How to use 6-channel surround sample sets

6-channel surround sample sets sometimes raise many questions. Some users are concerned about RAM consumption (yes, 6-channel surround uses about 3x more RAM than a conventional stereo sample set). Some are concerned about the "best" listening scenario while using the 6-channels, some express hesitations about the acoustical principles of the 6-channel surround, fearing that blending too many channels together will harm the resulting sound. Well, how to use the 6-channel surround sample sets? The answer is, that you can use them in any way which is pleasing your ears and which suits your equipment. Be creative. It is like watching a film captured with several cameras, while you can choose your desired watching angle any time, even on-the-fly. And you can even mix them together.

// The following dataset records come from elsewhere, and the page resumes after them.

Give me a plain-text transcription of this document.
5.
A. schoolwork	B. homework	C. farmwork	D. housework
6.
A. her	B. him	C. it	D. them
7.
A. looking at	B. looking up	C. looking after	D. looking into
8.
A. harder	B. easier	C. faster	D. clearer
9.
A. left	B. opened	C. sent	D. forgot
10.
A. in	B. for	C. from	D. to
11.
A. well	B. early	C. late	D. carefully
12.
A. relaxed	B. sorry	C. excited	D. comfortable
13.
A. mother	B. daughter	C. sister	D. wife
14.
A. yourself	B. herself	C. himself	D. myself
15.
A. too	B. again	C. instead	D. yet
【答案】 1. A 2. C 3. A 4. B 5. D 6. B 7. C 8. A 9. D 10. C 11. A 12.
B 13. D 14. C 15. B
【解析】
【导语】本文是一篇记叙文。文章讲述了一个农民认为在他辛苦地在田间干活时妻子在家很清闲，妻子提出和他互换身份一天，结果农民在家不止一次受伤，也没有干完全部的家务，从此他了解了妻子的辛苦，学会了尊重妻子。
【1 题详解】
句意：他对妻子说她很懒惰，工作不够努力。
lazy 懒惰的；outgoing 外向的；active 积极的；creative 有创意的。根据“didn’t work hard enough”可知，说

6-channel surround sample sets are composed of 3 stereo sets. The FRONT-DIRECT stereo set captures the pipes close to the organ, there is a lot of the direct pipe speech and little reverberation captured. The FRONT-DIFFUSE stereo set presents the organ recorded from greater distance, so that the acoustics of the church is dominant. The REAR samples capture only the response of the church acoustics, there is almost no direct pipe sound.

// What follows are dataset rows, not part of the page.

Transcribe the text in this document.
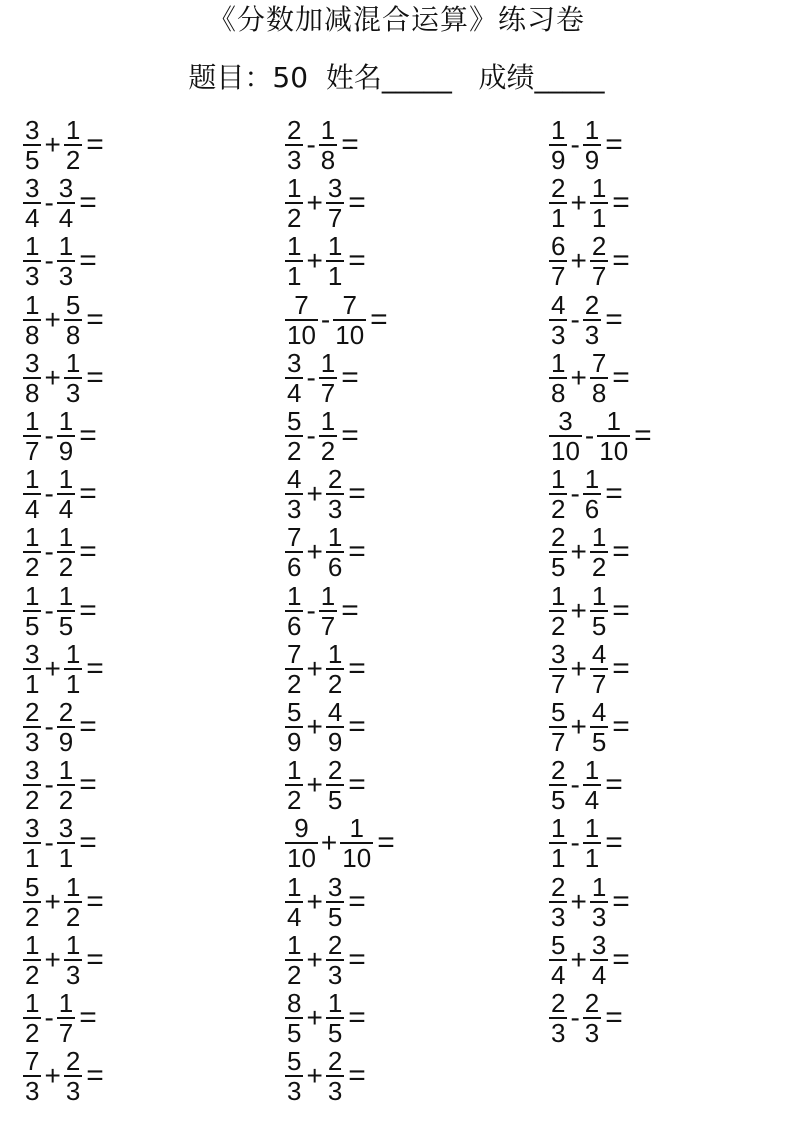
《分数加减混合运算》练习卷
题目：50  姓名_____   成绩_____
$\frac{3}{5} + \frac{1}{2}$ =
$\frac{3}{4} - \frac{3}{4}$ =
$\frac{1}{3} - \frac{1}{3}$ =
$\frac{1}{8} + \frac{5}{8}$ =
$\frac{3}{8} + \frac{1}{3}$ =
$\frac{1}{7} - \frac{1}{9}$ =
$\frac{1}{4} - \frac{1}{4}$ =
$\frac{1}{2} - \frac{1}{2}$ =
$\frac{1}{5} - \frac{1}{5}$ =
$\frac{3}{1} + \frac{1}{1}$ =
$\frac{2}{3} - \frac{2}{9}$ =
$\frac{3}{2} - \frac{1}{2}$ =
$\frac{3}{1} - \frac{3}{1}$ =
$\frac{5}{2} + \frac{1}{2}$ =
$\frac{1}{2} + \frac{1}{3}$ =
$\frac{1}{2} - \frac{1}{7}$ =
$\frac{7}{3} + \frac{2}{3}$ =
$\frac{2}{3} - \frac{1}{8}$ =
$\frac{1}{2} + \frac{3}{7}$ =
$\frac{1}{1} + \frac{1}{1}$ =
$\frac{7}{10} - \frac{7}{10}$ =
$\frac{3}{4} - \frac{1}{7}$ =
$\frac{5}{2} - \frac{1}{2}$ =
$\frac{4}{3} + \frac{2}{3}$ =
$\frac{7}{6} + \frac{1}{6}$ =
$\frac{1}{6} - \frac{1}{7}$ =
$\frac{7}{2} + \frac{1}{2}$ =
$\frac{5}{9} + \frac{4}{9}$ =
$\frac{1}{2} + \frac{2}{5}$ =
$\frac{9}{10} + \frac{1}{10}$ =
$\frac{1}{4} + \frac{3}{5}$ =
$\frac{1}{2} + \frac{2}{3}$ =
$\frac{8}{5} + \frac{1}{5}$ =
$\frac{5}{3} + \frac{2}{3}$ =
$\frac{1}{9} - \frac{1}{9}$ =
$\frac{2}{1} + \frac{1}{1}$ =
$\frac{6}{7} + \frac{2}{7}$ =
$\frac{4}{3} - \frac{2}{3}$ =
$\frac{1}{8} + \frac{7}{8}$ =
$\frac{3}{10} - \frac{1}{10}$ =
$\frac{1}{2} - \frac{1}{6}$ =
$\frac{2}{5} + \frac{1}{2}$ =
$\frac{1}{2} + \frac{1}{5}$ =
$\frac{3}{7} + \frac{4}{7}$ =
$\frac{5}{7} + \frac{4}{5}$ =
$\frac{2}{5} - \frac{1}{4}$ =
$\frac{1}{1} - \frac{1}{1}$ =
$\frac{2}{3} + \frac{1}{3}$ =
$\frac{5}{4} + \frac{3}{4}$ =
$\frac{2}{3} - \frac{2}{3}$ =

Let me give you several examples of the sample set usage. If your RAM resources are limited, you can, for example, load only the front diffuse samples and disable everything else. You will get a fine two channel stereo captured from decent distance away from the organ, where the rank levels are nicely blending. In this way, you will get a compact sounding plena, for example. The organ will be "sitting" in front of you as if you were in the church nave. This kind of result will also be very nice in headphones.  You get a nice acoustic image of the church as well using the front diffuse samples, although, the recording distance is still smaller than when companies are recording musical CDs. This is necessary, since using the sample set for real time performance means that the organist needs to maintain the direct "connection" to the pipes, so the direct sound of pipes still needs to be clearly present in the recording. The church acoustics must not dominate too much.

Those, who prefer the sound of the organ similar to a musical CD recording, those can load only the front diffuse ranks into the front speakers, and the rear ranks into the rear speakers, while muting completely the front direct ranks. You will be inside the church at that moment. Such a 4-channel surround experience will bring you "into the church" virtually.

On the contrary, if you prefer close-up sound, you can only load the front direct samples, and you get the pipes speaking really "into your face", as if you were about 1.5 meter from them. You also get very precise sense of the location, where each pipe speaks from. Some people are looking exactly for this kind of experience. The sound will be very beautiful for the foundational stops, but it may become too pungent (brilliant) when aliquotes are used. You can deal with that using the Hauptwerk voicing features, to lower the volume of the mixtures and similar stops. Also, you can add your own digital reverb to blend the sound into any desired sound image. That is the advantage of the front direct samples. If you intend to add your own reverb, then, I recommend shortening the original recorded tails to some medium value (like 250 ms or so). This is done in the Hauptwerk software, in the rank loading dialog. You will safe enormous amount of RAM in this way, and your digital reverb will still allow you to add the acoustics which you wish. In this way, you can virtually transfer the organ into any different church.

Some users found it beautiful to blend the FRONT-DIRECT and the FRONT-DIFFUSE samples together to the front speakers (yes, this is the default when you run the sample set for the first time) and by dragging the mixing slider on the mixer tab, you can virtually get closer or get away from the organ in real time. Yes, I myself love this kind of experience. Well, there are users expressing concerns about the unwanted acoustical phenomena appearing when mixing the audio recorded simultaneously from different distances, but believe it or not, there is no need to fear that. First, care was taken by Sonus Paradisi that such phenomena are minimized, and second, the experience shows that the result is convincing even for those, who were first expressing some theoretical reserves against such usage of the 6-channel surround sample set.

In sum, using 6-channel surround sample sets in their default setting is no dogma! This probably needs to be repeated once again: there is no dogma you need to follow when setting up your 6-channel surround sample set. Be creative and find the setting which suits best your needs, your equipment, and which pleases your ears. You will find such a convincing setting, I am sure.